Avant la chute du mur de Berlin, ses «Turbines» remportent six des treize championnats d’Allemagne de l’Est. C’est la gloire pour l’entraîneur, qui se voit décerner le titre d’Activiste de l’œuvre socialiste dès le premier sacre, conquis en 1981. Mais ses relations avec le régime fluctuent. Les succès de son équipe s’ébruitent au-delà du bloc soviétique. Elle est invitée à participer à des compétitions impliquant des équipes de l’Ouest, ce qui est formellement interdit. Ses ambitions sportives le poussent à tricher. Il demande aux organisateurs d’un tournoi, en Hongrie, de falsifier la liste des formations participantes. La manœuvre est découverte et lui vaut, au milieu des années 1980, une suspension d’un an…

«Oui, ces épisodes font aussi partie de l’histoire du club – mais probablement plus encore de l’histoire personnelle de Bernd Schröder, estime le président Rolf Kutzmutz. Il voulait toujours que son équipe se mesure aux meilleures adversaires, et il était prêt à le faire presque par tous les moyens. Mais il faut souligner que la transgression des règles n’a jamais entraîné de conflits permanents, comme le prouvent les nombreuses distinctions reçues y compris à cette époque.»

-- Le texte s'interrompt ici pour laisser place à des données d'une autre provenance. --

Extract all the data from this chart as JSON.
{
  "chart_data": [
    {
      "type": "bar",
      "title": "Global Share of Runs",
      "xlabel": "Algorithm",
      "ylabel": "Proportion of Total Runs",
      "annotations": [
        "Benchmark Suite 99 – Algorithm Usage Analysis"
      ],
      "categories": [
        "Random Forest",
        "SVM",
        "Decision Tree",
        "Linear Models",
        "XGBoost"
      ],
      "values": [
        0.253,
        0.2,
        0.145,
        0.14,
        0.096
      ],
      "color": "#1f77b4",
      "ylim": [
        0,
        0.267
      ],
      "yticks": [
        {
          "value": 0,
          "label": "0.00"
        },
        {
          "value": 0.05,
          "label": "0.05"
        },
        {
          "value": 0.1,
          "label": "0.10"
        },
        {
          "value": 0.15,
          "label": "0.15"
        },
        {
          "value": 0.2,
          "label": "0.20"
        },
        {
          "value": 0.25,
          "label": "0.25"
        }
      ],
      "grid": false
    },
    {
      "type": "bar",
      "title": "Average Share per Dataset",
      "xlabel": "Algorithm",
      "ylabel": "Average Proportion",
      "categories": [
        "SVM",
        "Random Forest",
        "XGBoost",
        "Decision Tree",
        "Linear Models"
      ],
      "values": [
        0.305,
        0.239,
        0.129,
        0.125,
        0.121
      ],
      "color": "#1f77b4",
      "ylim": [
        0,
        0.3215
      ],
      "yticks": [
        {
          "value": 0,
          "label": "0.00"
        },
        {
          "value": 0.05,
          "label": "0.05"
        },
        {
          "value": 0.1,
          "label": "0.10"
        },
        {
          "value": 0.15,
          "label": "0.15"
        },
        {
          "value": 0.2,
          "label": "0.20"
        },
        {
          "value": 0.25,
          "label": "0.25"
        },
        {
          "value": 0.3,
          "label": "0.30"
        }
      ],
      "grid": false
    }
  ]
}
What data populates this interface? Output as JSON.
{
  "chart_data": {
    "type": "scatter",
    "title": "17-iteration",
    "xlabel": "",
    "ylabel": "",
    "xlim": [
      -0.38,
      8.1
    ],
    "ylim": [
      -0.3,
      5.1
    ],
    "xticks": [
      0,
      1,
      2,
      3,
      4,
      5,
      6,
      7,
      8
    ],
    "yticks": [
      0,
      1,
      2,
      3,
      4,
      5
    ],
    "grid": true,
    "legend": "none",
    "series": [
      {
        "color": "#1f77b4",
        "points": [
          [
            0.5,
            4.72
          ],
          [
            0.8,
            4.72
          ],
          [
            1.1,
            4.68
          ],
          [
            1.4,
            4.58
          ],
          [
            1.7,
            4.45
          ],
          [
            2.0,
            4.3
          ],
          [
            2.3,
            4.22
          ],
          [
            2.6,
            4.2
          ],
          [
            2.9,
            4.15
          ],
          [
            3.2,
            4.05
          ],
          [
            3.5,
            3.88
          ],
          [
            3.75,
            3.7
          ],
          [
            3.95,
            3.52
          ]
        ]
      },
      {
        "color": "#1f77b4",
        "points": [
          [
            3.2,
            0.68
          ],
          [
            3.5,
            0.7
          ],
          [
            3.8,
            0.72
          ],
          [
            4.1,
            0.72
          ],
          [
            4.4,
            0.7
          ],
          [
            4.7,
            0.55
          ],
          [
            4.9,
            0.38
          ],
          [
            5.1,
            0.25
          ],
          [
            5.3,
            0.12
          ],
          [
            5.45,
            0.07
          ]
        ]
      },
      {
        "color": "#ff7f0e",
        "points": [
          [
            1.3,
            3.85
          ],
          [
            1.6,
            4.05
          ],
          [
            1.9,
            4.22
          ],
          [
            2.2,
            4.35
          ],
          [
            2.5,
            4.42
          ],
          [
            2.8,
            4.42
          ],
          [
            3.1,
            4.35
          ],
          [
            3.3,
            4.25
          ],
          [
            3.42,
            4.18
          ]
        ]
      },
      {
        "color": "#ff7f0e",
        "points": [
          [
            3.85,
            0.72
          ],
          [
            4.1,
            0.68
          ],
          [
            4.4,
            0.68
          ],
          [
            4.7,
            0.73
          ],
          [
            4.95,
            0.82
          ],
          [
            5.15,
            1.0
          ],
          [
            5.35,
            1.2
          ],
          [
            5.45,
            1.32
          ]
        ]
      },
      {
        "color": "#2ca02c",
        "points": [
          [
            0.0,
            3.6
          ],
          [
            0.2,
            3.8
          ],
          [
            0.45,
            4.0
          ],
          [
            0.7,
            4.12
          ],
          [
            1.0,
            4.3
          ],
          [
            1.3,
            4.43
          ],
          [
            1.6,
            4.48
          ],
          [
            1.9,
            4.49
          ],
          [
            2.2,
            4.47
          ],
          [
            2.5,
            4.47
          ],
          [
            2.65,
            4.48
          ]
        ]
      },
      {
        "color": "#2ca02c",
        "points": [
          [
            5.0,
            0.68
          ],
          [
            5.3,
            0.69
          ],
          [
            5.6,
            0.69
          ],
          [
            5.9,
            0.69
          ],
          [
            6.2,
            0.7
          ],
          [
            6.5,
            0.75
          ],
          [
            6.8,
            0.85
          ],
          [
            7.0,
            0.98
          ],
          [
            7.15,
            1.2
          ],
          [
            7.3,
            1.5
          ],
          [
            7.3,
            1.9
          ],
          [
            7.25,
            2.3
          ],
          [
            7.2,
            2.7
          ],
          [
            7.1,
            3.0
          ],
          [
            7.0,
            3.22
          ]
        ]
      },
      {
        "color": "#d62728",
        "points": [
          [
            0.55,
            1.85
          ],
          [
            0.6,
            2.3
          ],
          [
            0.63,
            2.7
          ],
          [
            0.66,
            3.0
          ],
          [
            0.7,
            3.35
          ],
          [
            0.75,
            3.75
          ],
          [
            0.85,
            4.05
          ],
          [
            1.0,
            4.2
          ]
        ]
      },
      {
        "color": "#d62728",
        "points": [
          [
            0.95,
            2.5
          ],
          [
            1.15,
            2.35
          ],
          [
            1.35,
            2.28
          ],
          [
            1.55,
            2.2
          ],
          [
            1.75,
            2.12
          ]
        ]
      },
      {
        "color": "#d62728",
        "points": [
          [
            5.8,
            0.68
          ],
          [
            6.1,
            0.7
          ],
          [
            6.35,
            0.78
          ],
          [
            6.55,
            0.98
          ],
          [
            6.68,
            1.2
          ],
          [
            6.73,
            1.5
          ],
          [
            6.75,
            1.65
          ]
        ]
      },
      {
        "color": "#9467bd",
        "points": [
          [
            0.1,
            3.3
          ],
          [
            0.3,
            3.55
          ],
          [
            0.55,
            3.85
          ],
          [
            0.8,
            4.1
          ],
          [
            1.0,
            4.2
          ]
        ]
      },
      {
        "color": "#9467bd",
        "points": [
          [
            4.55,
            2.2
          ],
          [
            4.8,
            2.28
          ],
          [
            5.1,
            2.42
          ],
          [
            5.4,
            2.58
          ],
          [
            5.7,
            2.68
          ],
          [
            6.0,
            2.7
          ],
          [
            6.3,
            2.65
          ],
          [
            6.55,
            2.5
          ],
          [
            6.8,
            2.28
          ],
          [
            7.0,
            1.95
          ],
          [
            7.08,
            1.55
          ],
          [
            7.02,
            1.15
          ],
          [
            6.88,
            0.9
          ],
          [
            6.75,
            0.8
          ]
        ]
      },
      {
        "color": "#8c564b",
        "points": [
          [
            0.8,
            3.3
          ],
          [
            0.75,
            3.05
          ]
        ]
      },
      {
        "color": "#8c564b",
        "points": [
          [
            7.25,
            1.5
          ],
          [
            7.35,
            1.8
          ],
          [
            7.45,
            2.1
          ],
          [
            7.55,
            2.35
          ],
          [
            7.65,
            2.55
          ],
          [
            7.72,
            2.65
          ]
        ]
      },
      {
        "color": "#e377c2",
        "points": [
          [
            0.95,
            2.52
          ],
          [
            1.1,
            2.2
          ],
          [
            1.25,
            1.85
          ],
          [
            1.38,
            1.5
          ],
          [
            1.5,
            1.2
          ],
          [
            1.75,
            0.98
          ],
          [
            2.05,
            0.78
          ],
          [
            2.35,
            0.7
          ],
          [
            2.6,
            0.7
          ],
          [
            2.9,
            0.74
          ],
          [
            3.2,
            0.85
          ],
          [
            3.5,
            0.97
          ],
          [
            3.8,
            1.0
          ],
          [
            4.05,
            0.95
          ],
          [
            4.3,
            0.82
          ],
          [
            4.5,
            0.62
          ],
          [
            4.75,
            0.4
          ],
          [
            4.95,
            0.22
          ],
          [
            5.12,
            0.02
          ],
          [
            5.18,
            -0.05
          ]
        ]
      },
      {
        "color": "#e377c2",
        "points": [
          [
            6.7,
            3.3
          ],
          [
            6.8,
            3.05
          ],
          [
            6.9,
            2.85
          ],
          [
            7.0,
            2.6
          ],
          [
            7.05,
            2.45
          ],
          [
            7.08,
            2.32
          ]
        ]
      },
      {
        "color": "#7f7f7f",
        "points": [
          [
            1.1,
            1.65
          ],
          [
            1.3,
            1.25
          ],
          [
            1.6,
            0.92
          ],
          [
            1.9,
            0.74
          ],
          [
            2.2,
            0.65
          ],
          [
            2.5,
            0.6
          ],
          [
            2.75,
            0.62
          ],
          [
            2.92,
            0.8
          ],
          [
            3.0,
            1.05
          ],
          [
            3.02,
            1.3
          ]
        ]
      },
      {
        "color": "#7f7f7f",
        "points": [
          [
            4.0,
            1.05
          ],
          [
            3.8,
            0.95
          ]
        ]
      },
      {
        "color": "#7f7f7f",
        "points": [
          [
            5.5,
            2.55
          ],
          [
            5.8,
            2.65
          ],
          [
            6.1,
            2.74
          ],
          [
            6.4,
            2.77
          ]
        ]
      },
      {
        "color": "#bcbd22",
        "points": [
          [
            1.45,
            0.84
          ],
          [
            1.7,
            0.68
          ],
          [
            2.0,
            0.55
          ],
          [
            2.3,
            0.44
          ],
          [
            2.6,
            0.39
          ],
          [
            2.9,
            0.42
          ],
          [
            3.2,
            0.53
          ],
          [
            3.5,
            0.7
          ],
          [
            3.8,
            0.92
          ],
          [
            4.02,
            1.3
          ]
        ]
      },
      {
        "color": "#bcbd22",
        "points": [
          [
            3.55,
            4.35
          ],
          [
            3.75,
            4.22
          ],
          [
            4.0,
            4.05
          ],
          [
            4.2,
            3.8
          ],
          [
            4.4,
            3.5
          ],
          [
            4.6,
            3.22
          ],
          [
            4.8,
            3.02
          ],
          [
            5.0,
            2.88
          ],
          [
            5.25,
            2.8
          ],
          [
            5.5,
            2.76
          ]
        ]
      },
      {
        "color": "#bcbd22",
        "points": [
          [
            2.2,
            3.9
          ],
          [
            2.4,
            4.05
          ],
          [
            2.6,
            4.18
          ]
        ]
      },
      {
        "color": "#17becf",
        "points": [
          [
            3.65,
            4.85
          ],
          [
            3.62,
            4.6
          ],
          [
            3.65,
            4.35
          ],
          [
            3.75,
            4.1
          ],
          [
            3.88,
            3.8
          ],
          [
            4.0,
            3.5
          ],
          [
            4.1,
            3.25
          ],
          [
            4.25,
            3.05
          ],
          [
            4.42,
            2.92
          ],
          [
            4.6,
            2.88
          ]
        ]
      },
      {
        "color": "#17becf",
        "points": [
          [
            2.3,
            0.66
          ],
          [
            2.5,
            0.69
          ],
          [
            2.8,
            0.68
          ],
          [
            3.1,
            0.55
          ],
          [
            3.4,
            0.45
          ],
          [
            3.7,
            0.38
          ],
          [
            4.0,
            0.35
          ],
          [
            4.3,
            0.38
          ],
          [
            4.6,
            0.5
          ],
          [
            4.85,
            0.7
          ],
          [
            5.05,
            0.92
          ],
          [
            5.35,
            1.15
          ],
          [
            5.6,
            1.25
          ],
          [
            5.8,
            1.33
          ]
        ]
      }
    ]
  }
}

Aujourd’hui, le Turbine Potsdam fait partie intégrante du paysage local. L’ancien ministre-président du land de Brandebourg Matthias Platzeck – qui est membre du club – le considère comme un «bien culturel» de l’Etat. Un tramway à la gloire de l’équipe circule en ville. Et les personnalités politiques se succèdent à sa tête: Rolf Kutzmutz fut conseiller municipal et parlementaire durant plus de vingt ans, son prédécesseur, Günter Baaske, était ministre. De jeunes footballeuses de toute l’Allemagne viennent combiner sport et études à Potsdam. On suppose que là-bas, peut-être plus qu’ailleurs, plus personne ne vient empêcher les femmes de parler ballon rond lors des soirées de Nouvel An.